Bersifat individual artinya Keputusan Tata Usaha Negara itu tidak ditujukan untuk umum, tetapi tertentu baik alamat maupun hal yang dituju. Kalau yang dituju itu lebih dari seorang, tiap-tiap nama orang yang terkena keputusan itu disebutkan. Umpamanya, keputusan tentang perbuatan atau pelebaran jalan dengan lampiran yang menyebutkan nama-nama orang yang terkena keputusan tersebut.
Dalam Keppres perlu jelas pula termuat nama orang yang terkena Keppres tersebut, di sinilah pentingnya sifat individual yang dimaksud.
2. Final
Bersifat final artinya sudah definitif dan karenanya dapat menimbulkan akibat hukum. Keputusan yang masih memerlukan persetujuan instansi atasan atau instansi lain belum bersifat final karenanya belum dapat menimbulkan suatu hak atau kewajiban pada pihak yang bersangkutan. Umpamanya, keputusan pengangkatan seorang pegawai negeri memerlukan persetujuan dari Badan Administrasi Kepegawaian Negara.
Keppres tersebut juga harus berlaku tanpa harus menunggu persetujuan dari badan atau pejabat lain.
Dengan demikian yang menjadi konsekwensi hukum apabila Presiden RI melalui Keputusan Presiden mengangkat seorang Kepala BNN yang tidak memenuhi syarat-syarat sebagaimana ditentukan dalam Pasal 69 Undang-undang No. 35/2009 tentang Narkotika, maka menurut hemat Penulis Keppres tersebut merupakan keputusan TUN yang dapat digugat ke pengadilan TUN oleh pihak yang berkepentingan untuk dimintakan putusan pengadilan.
Siapa pihak-pihak yang dapat menggugat Keputusan TUN. Hal ini berkaitan dengan legal standing para penggugat yang pengaturannya terdapat dalam Pasal 53 ayat (1) UU 9/2004 berbunyi: “Orang atau badan hukum perdata yang merasa kepentingannya dirugikan oleh suatu Keputusan Tata Usaha Negara dapat mengajukan gugatan tertulis kepada pengadilan yang berwenang yang berisi tuntutan agar Keputusan Tata Usaha Negara yang disengketakan itu dinyatakan batal atau tidak sah, dengan atau tanpa disertai tuntutan ganti rugi dan/atau direhabilitasi”.

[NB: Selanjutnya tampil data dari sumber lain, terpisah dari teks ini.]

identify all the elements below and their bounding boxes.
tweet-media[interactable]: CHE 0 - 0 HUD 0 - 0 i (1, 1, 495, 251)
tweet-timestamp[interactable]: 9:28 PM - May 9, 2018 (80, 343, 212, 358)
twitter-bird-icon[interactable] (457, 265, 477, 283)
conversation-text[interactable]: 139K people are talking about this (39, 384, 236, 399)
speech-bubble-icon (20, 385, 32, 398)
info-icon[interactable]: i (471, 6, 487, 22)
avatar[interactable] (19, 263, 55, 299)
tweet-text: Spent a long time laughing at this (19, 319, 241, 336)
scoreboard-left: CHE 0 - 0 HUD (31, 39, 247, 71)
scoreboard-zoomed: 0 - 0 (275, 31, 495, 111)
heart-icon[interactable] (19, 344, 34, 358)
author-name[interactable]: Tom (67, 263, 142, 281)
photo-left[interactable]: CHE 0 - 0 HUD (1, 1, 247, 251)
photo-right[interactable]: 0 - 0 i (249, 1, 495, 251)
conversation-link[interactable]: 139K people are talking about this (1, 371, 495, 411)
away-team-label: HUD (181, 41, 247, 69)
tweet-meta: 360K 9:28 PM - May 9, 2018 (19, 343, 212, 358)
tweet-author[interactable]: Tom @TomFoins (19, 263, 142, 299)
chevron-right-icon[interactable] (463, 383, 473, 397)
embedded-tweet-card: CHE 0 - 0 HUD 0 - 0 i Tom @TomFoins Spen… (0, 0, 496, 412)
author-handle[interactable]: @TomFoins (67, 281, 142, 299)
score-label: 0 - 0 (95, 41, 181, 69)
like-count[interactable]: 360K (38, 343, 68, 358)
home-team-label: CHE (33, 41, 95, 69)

Menurut penjelasan Pasal 53 ayat (1) UU 9/2004, hanya orang atau badan hukum perdata yang berkedudukan sebagai subyek hukum saja yang dapat mengajukan gugatan ke Pengadilan TUN untuk menggugat Keputusan Tata Usaha Negara. Badan atau Pejabat TUN tidak dapat mengajukan gugatan ke Pengadilan TUN untuk menggugat Keputusan TUN.
Selanjutnya hanya orang atau badan hukum perdata yang kepentingannya dirugikan terkena oleh akibat hukum Keputusan TUN/Keppres yang dikeluarkan dan karenanya yang bersangkutan merasa dirugikan dibolehkan menggugat Keputusan TUN.
Contoh yang masih dalam ingatan kita, Keppres yang digugat ke pengadilan TUN adalah dibatalkannya Keppres No 87/P/2013 yang berisi tentang Pengangkatan Patrialis Akbar sebagai Hakim Konstitusi. Pengadilan TUN Jakarta menilai Keppres tersebut bertentangan dengan Undang-Undang Mahkamah Konstitusi yang terakhir diubah dengan UU 8/2011.
Semoga Presiden Jokowi tidak salah dalam menentukan Kepala BNN yang baru sebagaimana keinginan beliau sejak 2015 lalu, Presiden Joko Widodo sudah menyatakan perang terhadap narkoba. Presiden menganggap kejahatan narkoba masuk dalam golongan kejahatan luar biasa, terlebih lagi kejahatan narkoba yang terjadi di lintas negara dan terorganisasi sehingga menjadi ancaman nyata yang membutuhkan penanganan serius. Masyarakat berharap banyak dengan Presiden Jokowi.
Tetap jaya BNN dalam pemberantasan narkotika dan prekursor narkotika.